CLA President Henry Robinson today (18 July) told politicians to be “realistic about rural policy” as he launched the CLA manifesto Unlock the Countryside’s Potential.
Joined by Farming Minister George Eustice, Labour Shadow Environment Minister Huw Irranca-Davies, and Lib Dem Lord Marks of Henley on Thames, Mr Robinson set the CLA vision for rural policies as he opened the President’s debate at the CLA Game Fair.
He said: “If rural businesses are to thrive, they not only need access to broadband, they need access to good quality broadband. That is why we are calling on the Government to create a universal Service Obligation of at least 10Mbps.
“We also urge the Government to stop gold plating rules around CAP payments and start providing some clarity so that we can compete with EU member states.
“The growing population and increasing demand for food and energy sources, is putting more and more pressure on the environment. We want the next Government to look at developing a rural market which recognises conservation as a crop – and reward the providers accordingly.”
Mr Eustice responded to the calls on CAP payments saying the Government had tried to make the system simpler but had failed.
He said: “We tried to hard to provide a simplified system but it is now more complex than before. The new CAP reform is a step backwards but we are working on a more flexible system which will also help improve biodiversity and water quality.”
The value of the countryside needs to be understood as part of a bigger picture of the UK’s economy, was Mr Irranca-Davies’ message.
He said: “We have a need for affordable housing to maintain vibrant communities and keep the shops, pubs and schools open – but not enough houses have been built in the countryside for many years.
Mr Irranca-Davies also admitted that land use was something Labour were going to have to grapple with on a strategic level – promising a more ambitious approach and warned of a crisis looming in water supply.

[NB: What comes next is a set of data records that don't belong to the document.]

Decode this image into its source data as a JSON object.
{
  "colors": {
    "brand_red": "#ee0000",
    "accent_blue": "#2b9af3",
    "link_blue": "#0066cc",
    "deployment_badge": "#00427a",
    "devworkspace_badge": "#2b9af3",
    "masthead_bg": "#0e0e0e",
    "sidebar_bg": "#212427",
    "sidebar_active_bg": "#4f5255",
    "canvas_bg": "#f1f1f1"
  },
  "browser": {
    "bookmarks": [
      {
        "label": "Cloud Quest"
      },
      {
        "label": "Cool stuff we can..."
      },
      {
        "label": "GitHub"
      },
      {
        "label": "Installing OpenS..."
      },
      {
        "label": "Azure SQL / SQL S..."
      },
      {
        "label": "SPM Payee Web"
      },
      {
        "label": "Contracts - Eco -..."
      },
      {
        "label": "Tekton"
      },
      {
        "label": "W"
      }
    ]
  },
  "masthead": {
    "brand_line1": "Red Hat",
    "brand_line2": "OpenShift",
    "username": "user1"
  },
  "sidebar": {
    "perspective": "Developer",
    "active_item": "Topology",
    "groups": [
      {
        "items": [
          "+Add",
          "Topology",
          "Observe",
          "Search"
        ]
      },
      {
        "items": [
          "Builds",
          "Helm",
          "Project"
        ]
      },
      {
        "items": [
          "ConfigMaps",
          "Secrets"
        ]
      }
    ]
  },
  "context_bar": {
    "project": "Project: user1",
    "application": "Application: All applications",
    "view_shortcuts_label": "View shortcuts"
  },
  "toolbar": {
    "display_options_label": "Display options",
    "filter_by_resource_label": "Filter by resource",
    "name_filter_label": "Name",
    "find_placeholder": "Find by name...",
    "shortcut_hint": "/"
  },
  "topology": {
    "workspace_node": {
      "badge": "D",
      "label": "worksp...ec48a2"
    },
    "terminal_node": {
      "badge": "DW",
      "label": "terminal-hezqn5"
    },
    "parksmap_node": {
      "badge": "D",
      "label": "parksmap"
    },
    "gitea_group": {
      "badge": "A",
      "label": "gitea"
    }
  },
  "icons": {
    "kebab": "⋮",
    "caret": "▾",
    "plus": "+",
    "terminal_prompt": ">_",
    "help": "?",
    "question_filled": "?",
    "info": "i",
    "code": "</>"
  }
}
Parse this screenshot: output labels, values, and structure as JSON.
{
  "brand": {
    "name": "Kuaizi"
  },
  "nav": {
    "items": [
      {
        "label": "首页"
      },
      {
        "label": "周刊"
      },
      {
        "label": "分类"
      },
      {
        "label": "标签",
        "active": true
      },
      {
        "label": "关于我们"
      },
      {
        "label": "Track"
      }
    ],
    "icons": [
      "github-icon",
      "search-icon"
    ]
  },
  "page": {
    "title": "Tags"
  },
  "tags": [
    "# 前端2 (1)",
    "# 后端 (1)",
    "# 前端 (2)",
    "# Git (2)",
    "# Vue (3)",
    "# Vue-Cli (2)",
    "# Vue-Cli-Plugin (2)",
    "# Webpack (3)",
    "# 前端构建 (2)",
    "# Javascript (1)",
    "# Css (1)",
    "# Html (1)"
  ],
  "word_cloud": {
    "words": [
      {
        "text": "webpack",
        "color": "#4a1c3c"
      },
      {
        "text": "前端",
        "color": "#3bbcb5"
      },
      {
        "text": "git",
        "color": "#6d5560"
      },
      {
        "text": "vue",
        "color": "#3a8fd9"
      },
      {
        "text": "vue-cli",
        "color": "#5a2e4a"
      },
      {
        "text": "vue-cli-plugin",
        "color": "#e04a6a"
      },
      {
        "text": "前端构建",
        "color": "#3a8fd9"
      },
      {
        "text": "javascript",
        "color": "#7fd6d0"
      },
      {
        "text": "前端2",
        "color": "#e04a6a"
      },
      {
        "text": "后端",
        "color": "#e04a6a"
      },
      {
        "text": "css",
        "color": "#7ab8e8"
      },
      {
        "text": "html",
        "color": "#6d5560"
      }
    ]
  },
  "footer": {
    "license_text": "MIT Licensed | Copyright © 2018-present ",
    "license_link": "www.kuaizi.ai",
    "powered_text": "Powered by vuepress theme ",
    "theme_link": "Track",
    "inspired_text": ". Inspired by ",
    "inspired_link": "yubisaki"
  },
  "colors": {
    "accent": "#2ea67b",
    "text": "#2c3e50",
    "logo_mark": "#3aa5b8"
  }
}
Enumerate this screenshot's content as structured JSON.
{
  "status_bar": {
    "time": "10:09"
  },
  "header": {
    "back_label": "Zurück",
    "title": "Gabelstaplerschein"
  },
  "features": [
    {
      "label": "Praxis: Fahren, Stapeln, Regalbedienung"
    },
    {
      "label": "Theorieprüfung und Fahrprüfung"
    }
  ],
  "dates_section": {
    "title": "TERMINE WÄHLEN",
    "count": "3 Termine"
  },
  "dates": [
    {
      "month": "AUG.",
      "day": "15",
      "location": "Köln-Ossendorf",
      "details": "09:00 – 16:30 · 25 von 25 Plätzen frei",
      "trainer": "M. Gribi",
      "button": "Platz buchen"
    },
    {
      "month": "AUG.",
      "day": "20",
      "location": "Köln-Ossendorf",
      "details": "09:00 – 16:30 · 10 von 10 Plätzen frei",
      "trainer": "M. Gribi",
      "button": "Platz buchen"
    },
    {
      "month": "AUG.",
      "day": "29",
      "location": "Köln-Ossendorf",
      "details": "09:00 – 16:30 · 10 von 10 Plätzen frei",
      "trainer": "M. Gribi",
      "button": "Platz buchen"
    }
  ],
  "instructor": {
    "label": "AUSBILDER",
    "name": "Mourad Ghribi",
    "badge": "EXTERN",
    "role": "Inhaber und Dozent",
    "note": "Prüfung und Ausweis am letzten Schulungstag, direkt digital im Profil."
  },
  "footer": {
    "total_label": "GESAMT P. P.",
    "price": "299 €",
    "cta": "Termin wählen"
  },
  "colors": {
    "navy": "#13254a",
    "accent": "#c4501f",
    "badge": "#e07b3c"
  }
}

“We are now facing a crisis for our environment as demands on water increase. We need to get the balance right so we can avoid water scarcity and the countryside has a vital role to play in this.”
Lord Marks told the packed audience that jobs, homes and service were key concerns for the countryside.
He said: “Diversification is needed in the countryside to provide jobs and this relies on making the planning framework work. The CLA’s manifesto calls for redundant buildings to be developed which is important. Local communities need to take control of this.”